9. Loop Back to Process All URL Batches
The workflow loops from the “add results” node back to the “url” batch splitter node, continuing until all URLs are processed.
Expected Outcome: Complete scraping of your entire URL list in an automated sequence.
Customizations ✏️
- Change Scraping Zone: In the HTTP Request node “scrap url,” update the
zoneparameter to different BrightData zones to target different proxy environments, useful if some sites block the current zone. - Adjust Batch Size: Modify the batch size in the “url” Split In Batches node to control API load and speed of processing depending on your BrightData plan limits.
- Extend Product Details: Enhance the prompt in the “extract data” Chain LLM node to extract additional product attributes like stock status, shipping details, or seller information.
- Switch Language Models: Replace OpenRouter Chat Model with other LLM nodes like OpenAI GPT-4 or Anthropic Claude depending on your preferred API or pricing.
Troubleshooting 🔧
Problem: HTTP Request fails with 401 Unauthorized
Cause: Incorrect or expired BrightData API token.
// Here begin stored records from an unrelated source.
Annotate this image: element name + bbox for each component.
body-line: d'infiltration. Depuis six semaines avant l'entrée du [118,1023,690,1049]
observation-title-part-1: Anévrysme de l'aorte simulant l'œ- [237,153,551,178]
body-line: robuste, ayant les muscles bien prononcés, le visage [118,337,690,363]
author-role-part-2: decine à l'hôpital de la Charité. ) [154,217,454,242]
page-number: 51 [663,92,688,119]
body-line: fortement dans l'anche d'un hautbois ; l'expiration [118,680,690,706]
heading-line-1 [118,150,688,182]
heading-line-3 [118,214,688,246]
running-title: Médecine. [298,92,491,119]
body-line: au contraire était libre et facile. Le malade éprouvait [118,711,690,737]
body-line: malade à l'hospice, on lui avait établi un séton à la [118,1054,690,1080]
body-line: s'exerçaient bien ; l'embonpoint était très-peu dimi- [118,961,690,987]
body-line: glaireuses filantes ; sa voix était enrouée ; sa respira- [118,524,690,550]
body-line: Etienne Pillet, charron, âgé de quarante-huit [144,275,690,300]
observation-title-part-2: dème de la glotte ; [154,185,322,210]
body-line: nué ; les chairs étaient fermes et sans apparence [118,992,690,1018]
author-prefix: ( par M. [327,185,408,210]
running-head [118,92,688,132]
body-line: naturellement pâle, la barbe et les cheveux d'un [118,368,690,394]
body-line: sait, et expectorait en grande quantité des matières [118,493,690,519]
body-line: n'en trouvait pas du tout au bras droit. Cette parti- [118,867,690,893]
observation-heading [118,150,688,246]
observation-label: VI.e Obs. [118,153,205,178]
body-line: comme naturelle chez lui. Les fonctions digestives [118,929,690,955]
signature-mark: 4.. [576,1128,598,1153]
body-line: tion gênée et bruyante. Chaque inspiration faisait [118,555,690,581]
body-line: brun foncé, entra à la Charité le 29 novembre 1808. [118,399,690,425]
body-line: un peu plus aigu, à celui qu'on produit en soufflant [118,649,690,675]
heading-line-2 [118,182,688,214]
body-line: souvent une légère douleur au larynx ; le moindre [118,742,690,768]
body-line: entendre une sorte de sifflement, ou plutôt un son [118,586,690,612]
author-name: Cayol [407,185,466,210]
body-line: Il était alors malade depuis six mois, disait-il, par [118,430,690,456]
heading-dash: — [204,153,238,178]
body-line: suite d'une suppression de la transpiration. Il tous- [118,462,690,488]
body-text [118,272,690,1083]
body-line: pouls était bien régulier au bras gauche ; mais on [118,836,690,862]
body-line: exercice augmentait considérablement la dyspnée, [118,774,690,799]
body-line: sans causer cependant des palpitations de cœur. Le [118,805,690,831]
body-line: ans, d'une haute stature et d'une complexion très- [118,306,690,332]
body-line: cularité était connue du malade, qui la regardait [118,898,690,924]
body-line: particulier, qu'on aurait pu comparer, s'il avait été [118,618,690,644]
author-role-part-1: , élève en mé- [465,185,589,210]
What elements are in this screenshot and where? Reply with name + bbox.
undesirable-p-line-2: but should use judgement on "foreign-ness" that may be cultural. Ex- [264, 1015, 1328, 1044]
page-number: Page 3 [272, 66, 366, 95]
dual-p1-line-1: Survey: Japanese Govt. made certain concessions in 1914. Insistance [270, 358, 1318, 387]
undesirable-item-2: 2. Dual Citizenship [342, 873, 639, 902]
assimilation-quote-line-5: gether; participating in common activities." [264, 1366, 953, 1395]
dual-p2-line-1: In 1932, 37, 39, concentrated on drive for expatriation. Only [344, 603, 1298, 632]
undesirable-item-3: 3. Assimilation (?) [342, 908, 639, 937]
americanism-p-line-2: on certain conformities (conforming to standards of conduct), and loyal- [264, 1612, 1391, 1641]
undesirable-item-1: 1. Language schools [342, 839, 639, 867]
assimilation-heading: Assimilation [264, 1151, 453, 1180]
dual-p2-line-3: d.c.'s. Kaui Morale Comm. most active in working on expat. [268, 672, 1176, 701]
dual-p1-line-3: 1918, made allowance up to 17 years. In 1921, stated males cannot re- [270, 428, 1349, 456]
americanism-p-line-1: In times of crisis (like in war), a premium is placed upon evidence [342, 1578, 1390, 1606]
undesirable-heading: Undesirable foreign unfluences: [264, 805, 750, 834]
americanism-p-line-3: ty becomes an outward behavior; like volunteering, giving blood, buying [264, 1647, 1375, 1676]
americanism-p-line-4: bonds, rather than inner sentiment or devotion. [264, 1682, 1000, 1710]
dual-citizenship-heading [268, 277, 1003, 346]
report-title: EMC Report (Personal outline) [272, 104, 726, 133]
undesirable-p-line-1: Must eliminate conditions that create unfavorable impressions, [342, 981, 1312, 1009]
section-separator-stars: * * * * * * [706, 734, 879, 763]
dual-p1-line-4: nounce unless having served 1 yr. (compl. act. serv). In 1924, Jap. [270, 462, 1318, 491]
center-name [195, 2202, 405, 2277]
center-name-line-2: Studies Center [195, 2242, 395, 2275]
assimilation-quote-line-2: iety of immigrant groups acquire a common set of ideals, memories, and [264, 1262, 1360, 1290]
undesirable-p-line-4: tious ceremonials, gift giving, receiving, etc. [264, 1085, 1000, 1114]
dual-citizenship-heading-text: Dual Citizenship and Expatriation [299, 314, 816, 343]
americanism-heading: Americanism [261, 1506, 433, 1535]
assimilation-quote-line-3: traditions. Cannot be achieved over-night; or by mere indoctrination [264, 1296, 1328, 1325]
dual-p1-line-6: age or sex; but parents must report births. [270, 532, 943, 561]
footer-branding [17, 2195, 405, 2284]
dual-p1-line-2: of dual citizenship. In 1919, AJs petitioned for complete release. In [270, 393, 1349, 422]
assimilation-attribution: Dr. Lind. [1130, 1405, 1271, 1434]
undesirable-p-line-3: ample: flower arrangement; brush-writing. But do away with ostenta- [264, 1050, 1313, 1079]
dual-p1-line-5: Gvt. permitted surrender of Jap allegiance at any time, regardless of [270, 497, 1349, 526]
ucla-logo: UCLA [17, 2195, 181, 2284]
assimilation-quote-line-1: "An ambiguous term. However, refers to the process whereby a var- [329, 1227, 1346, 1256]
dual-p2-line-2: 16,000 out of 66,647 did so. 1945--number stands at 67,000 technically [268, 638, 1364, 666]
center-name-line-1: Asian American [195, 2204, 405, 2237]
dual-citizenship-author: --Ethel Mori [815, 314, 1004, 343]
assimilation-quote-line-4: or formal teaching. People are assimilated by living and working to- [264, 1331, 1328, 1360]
Solution: Go to the “scrap url” node headers, update or re-enter the Authorization token. Test API access separately to ensure validity.
Problem: Extracted data JSON is malformed or empty
Cause: OpenRouter model not correctly parsing raw HTML or prompt issues.
Solution: Ensure the “clean html” node outputs valid HTML snippets. Check prompt syntax and structured output schema carefully in the LangChain nodes.
Problem: Google Sheets data append fails or misaligned columns
Cause: Field mapping errors or OAuth token expiration.
Solution: Double-check field mappings in the “add results” node, re-authenticate Google Sheets credentials if needed.
Pre-Production Checklist ✅
- Verify Google Sheets documentId and sheet names for URL input and results output.
- Confirm valid BrightData API token with active scraping zone permissions.
- Check OpenRouter GPT-4 API access and correct model selected.
- Run manual trigger and monitor each node’s output to catch errors early.
- Test with a small subset of URLs to ensure data correctness before scaling.
- Backup your Google Sheets data before starting automated writes.
Deployment Guide
After testing successfully, activate the workflow in n8n for scheduled or on-demand runs. Monitor execution logs via n8n’s interface to review errors or performance bottlenecks. Consider setting up email alerts for failures if processing critical data. Setup environment variables for tokens and sheet IDs securely to avoid credential leaks.
FAQs
Can I use another scraping API instead of BrightData?
Yes, you can replace the HTTP Request node’s URL and parameters with another API’s endpoint, adjusting authentication headers accordingly.
Does this workflow consume OpenRouter API credits quickly?
Since the workflow sends the entire HTML page for NLP parsing, credit use depends on page size and number of URLs but is generally efficient due to batch processing.
Is my scraped data stored securely?
Data flows through authorized APIs and your Google Sheets account, which should be secured with appropriate permissions. Keep your API tokens confidential.
Can this workflow handle hundreds of URLs?
Yes, batching and looping make it scalable. Just adjust batch size and API limits accordingly.
Conclusion
By following this detailed tutorial, you have built a robust automated scraper using n8n, BrightData, and OpenRouter GPT-4. You transformed a tedious weekly task into an efficient, reliable process that brings structured product insights directly into Google Sheets without manual copy-pasting. This automation saves you hours and improves data accuracy, empowering smarter business decisions.
Next, consider automating price change alerts, competitor sentiment analysis, or integrating with Slack for instant product update notifications.
With a little practice, you’re on your way to mastering web scraping and NLP-powered automation in n8n.